The Milky Way Bulge
The central part of the Milky Way, its Bulge, is the least well known part of our galaxy due to extreme stellar density and patchy extinction. The stars in the bulge are distributed along the bar. The properties of the stars in the Milky Way bulge trace its origin and evolution. The projects led by Manuela Zoccali including the GIBS survey based on the FLAMES Large Programme "Mixed components in the Milky Way Bulge?", and VISTA Variables in Via Lactea (VVV), a VISTA public survey led by Dante Minniti and Phil Lucas, aim to disentangle the structure and origin of the Milky Way Bulge. I am actively involved in these projects.
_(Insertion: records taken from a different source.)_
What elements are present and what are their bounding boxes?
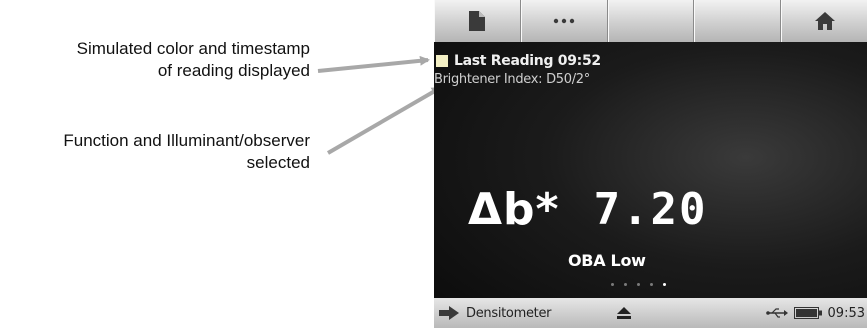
callout-line: Simulated color and timestamp [76, 39, 310, 58]
last-reading-label: Last Reading 09:52 [454, 53, 601, 69]
arrow-to-function [326, 86, 442, 155]
status-time: 09:53 [827, 305, 865, 321]
arrow-right-icon [439, 306, 459, 320]
page-dot[interactable] [611, 283, 614, 286]
more-button[interactable] [520, 0, 608, 42]
page-dot[interactable] [650, 283, 653, 286]
metric-label: Δb* [468, 184, 560, 235]
page-dot[interactable] [637, 283, 640, 286]
callout-color-timestamp: Simulated color and timestamp of reading… [77, 38, 310, 82]
toolbar-blank-button[interactable] [694, 0, 782, 42]
oba-level-label: OBA Low [568, 251, 646, 270]
more-icon [553, 18, 575, 24]
device-screen: Last Reading 09:52 Brightener Index: D50… [434, 0, 867, 328]
last-reading: Last Reading 09:52 [434, 52, 601, 70]
document-icon [469, 11, 486, 31]
measurement-value: 7.20 [593, 184, 708, 235]
page-indicator[interactable] [611, 283, 666, 286]
mode-indicator[interactable]: Densitometer [438, 306, 608, 321]
mode-label: Densitometer [466, 305, 552, 321]
status-right: 09:53 [765, 305, 865, 321]
toolbar [434, 0, 867, 42]
callout-line: selected [246, 153, 310, 172]
eject-button[interactable] [614, 307, 634, 319]
status-bar: Densitometer 09:53 [434, 298, 867, 328]
document-button[interactable] [434, 0, 521, 42]
color-swatch [436, 55, 448, 67]
measurement-display: Δb* 7.20 [468, 184, 708, 235]
page-dot-active[interactable] [663, 283, 666, 286]
battery-icon [793, 307, 822, 319]
toolbar-blank-button[interactable] [607, 0, 695, 42]
eject-icon [617, 307, 631, 319]
home-button[interactable] [781, 0, 867, 42]
page-dot[interactable] [624, 283, 627, 286]
callout-line: Function and Illuminant/observer [63, 131, 310, 150]
usb-icon [765, 308, 788, 318]
callout-line: of reading displayed [157, 61, 310, 80]
arrow-to-reading [317, 55, 430, 73]
callout-function-illuminant: Function and Illuminant/observer selecte… [63, 130, 310, 174]
home-icon [814, 12, 835, 30]
function-illuminant-label: Brightener Index: D50/2° [434, 72, 590, 87]
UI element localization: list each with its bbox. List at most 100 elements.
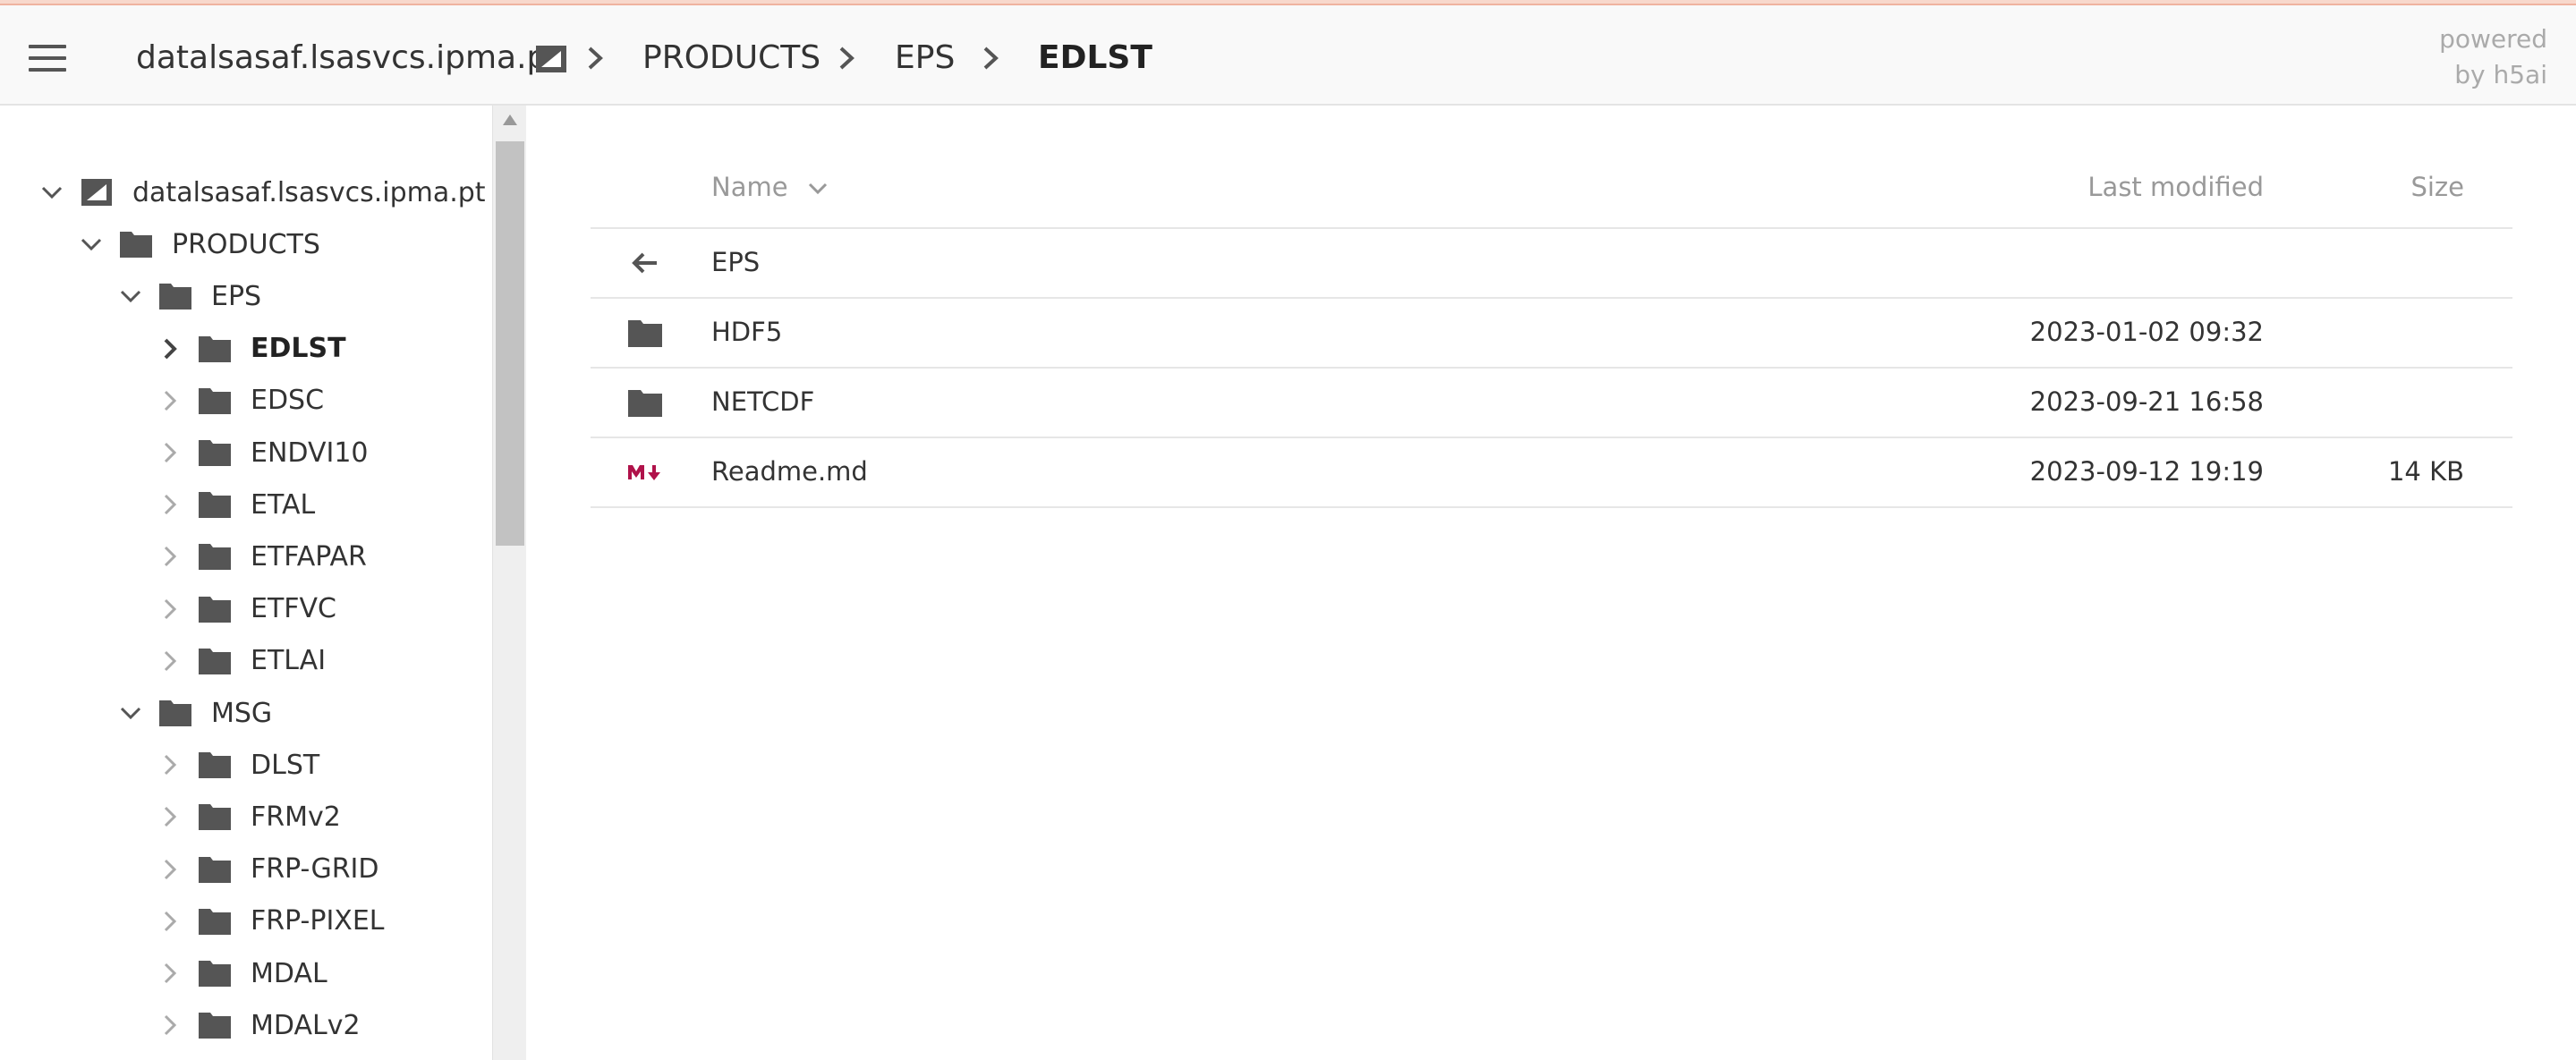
tree-item-label: MDALv2 — [251, 1009, 361, 1041]
markdown-icon — [628, 465, 660, 480]
folder-icon — [199, 596, 231, 623]
tree-item[interactable]: EDLST — [157, 326, 346, 371]
breadcrumb-separator-icon — [983, 47, 999, 70]
listing-header: Name Last modified Size — [591, 148, 2512, 229]
chevron-right-icon[interactable] — [157, 544, 183, 569]
sort-down-chevron-icon — [808, 182, 827, 195]
row-modified: 2023-01-02 09:32 — [2029, 317, 2264, 347]
tree-item[interactable]: FRP-PIXEL — [157, 899, 385, 944]
row-name: NETCDF — [711, 386, 815, 417]
column-modified-header[interactable]: Last modified — [2087, 172, 2264, 202]
chevron-right-icon[interactable] — [157, 1013, 183, 1038]
breadcrumb-separator-icon — [839, 47, 854, 70]
tree-item[interactable]: EPS — [118, 274, 261, 318]
folder-icon — [199, 648, 231, 674]
tree-item-label: EPS — [211, 280, 262, 312]
column-name-header[interactable]: Name — [711, 172, 829, 202]
chevron-right-icon[interactable] — [157, 388, 183, 413]
scroll-thumb[interactable] — [496, 141, 524, 546]
tree-item-label: MSG — [211, 697, 273, 729]
powered-line-1: powered — [2439, 24, 2547, 54]
root-folder-icon — [536, 46, 566, 72]
row-modified: 2023-09-21 16:58 — [2029, 386, 2264, 417]
tree-item-label: EDLST — [251, 333, 346, 365]
breadcrumb-root[interactable]: datalsasaf.lsasvcs.ipma.pt — [136, 34, 559, 82]
tree-item[interactable]: datalsasaf.lsasvcs.ipma.pt — [39, 170, 486, 215]
folder-icon — [199, 908, 231, 935]
tree-item[interactable]: FRP-GRID — [157, 847, 379, 892]
folder-icon — [628, 320, 662, 347]
back-arrow-icon — [632, 252, 657, 274]
row-modified: 2023-09-12 19:19 — [2029, 456, 2264, 487]
tree-item[interactable]: ETFAPAR — [157, 534, 367, 579]
breadcrumb-current[interactable]: EDLST — [1038, 34, 1152, 82]
folder-icon — [199, 856, 231, 883]
folder-icon — [159, 284, 191, 310]
powered-by-link[interactable]: powered by h5ai — [2368, 21, 2547, 93]
tree-item-label: ETFVC — [251, 593, 337, 625]
scroll-up-arrow-icon[interactable] — [503, 114, 517, 125]
chevron-right-icon[interactable] — [157, 649, 183, 674]
tree-item[interactable]: MDALv2 — [157, 1003, 361, 1047]
tree-item-label: ETAL — [251, 488, 316, 521]
folder-icon — [199, 1013, 231, 1039]
chevron-right-icon[interactable] — [157, 597, 183, 622]
folder-icon — [199, 544, 231, 571]
chevron-right-icon[interactable] — [157, 909, 183, 934]
tree-item[interactable]: FRMv2 — [157, 794, 341, 839]
tree-item-label: ENDVI10 — [251, 437, 369, 469]
tree-item[interactable]: PRODUCTS — [79, 222, 320, 267]
parent-folder-row[interactable]: EPS — [591, 229, 2512, 299]
tree-item[interactable]: ENDVI10 — [157, 430, 369, 475]
chevron-down-icon[interactable] — [79, 232, 104, 257]
hamburger-menu-icon[interactable] — [29, 45, 66, 72]
folder-icon — [199, 492, 231, 519]
tree-item[interactable]: MDAL — [157, 951, 327, 996]
chevron-down-icon[interactable] — [39, 180, 64, 205]
row-name: EPS — [711, 247, 761, 277]
top-bar: datalsasaf.lsasvcs.ipma.pt PRODUCTS EPS … — [0, 5, 2576, 106]
chevron-right-icon[interactable] — [157, 492, 183, 517]
sidebar-tree: datalsasaf.lsasvcs.ipma.pt PRODUCTS EPS EDL… — [0, 106, 492, 1060]
powered-line-2: by h5ai — [2454, 60, 2547, 89]
folder-row[interactable]: NETCDF 2023-09-21 16:58 — [591, 369, 2512, 438]
file-row[interactable]: Readme.md 2023-09-12 19:19 14 KB — [591, 438, 2512, 508]
tree-item-label: FRP-PIXEL — [251, 905, 385, 937]
tree-item-label: FRP-GRID — [251, 853, 379, 886]
breadcrumb-separator-icon — [588, 47, 603, 70]
file-listing: Name Last modified Size EPS HDF5 2023-01… — [526, 106, 2576, 1060]
folder-row[interactable]: HDF5 2023-01-02 09:32 — [591, 299, 2512, 369]
column-size-header[interactable]: Size — [2410, 172, 2464, 202]
tree-item[interactable]: ETLAI — [157, 639, 326, 683]
tree-item-label: EDSC — [251, 385, 325, 417]
tree-item-label: ETFAPAR — [251, 540, 367, 572]
tree-item[interactable]: EDSC — [157, 378, 324, 423]
folder-icon — [199, 804, 231, 831]
chevron-right-icon[interactable] — [157, 336, 183, 361]
chevron-right-icon[interactable] — [157, 440, 183, 465]
tree-item[interactable]: ETAL — [157, 482, 315, 527]
tree-item[interactable]: ETFVC — [157, 587, 336, 632]
folder-icon — [199, 961, 231, 987]
chevron-right-icon[interactable] — [157, 804, 183, 829]
breadcrumb-eps[interactable]: EPS — [895, 34, 955, 82]
chevron-down-icon[interactable] — [118, 284, 143, 309]
tree-item[interactable]: MSG — [118, 691, 272, 735]
row-name: Readme.md — [711, 456, 868, 487]
chevron-right-icon[interactable] — [157, 752, 183, 777]
root-folder-icon — [81, 179, 112, 206]
chevron-down-icon[interactable] — [118, 700, 143, 725]
breadcrumb-products[interactable]: PRODUCTS — [642, 34, 820, 82]
folder-icon — [159, 700, 191, 726]
tree-item[interactable]: DLST — [157, 742, 319, 787]
folder-icon — [199, 752, 231, 779]
row-size: 14 KB — [2387, 456, 2464, 487]
folder-icon — [628, 390, 662, 417]
tree-item-label: FRMv2 — [251, 801, 341, 833]
folder-icon — [199, 387, 231, 414]
tree-item-label: DLST — [251, 749, 320, 781]
row-name: HDF5 — [711, 317, 783, 347]
chevron-right-icon[interactable] — [157, 961, 183, 986]
chevron-right-icon[interactable] — [157, 857, 183, 882]
sidebar-scrollbar[interactable] — [492, 106, 526, 1060]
The VVV survey project was approved at the end of 2006 and it started taking data in early 2010, after the VISTA telescope was delivered to ESO. In the first two seasons (2010-2011) VVV has mapped ~300 sq.deg area in the Milky Way bulge and ~220 sq.deg in the adjacent disk in ZYJHKs broad-band filters, making the deepest and highest resolution map of the central parts of the Galaxy. Now VVV continues with the multi-epoch monitoring of its 196 tiles in the bulge and 152 in the disk that will last until the end 2015. The survey goals are summarized in the paper by Minniti et al. (2010) and the first data release is described in the DR1 paper (Saito et al. 2012).
VVV has already been used in several PhD and master thesis projects, and one of the first was the PhD project of Oscar A. Gonzalez, who worked at ESO under my supervision within the IMPRS PhD programme between 2009-2012. Using the VVV data Oscar investigated extinction and metallicity distribution across the bulge. The high resolution extinction map and the first complete photometric metallicity map of the bulge are available through the BEAM calculator on the web. Furthermore Oscar measured alpha-element abundances in 650 K-type giant stars in 4 bulge fields, confirming, with large number statistics, the chemical similarity between the Galactic bulge and thick disk, which are both alpha-enhanced when compared to the thin disk stars. This study showed that the metal-poor stars show homogeneous alpha-abundance patterns across the bulge, while the metal-rich stars disappear at higher Galactic latitudes.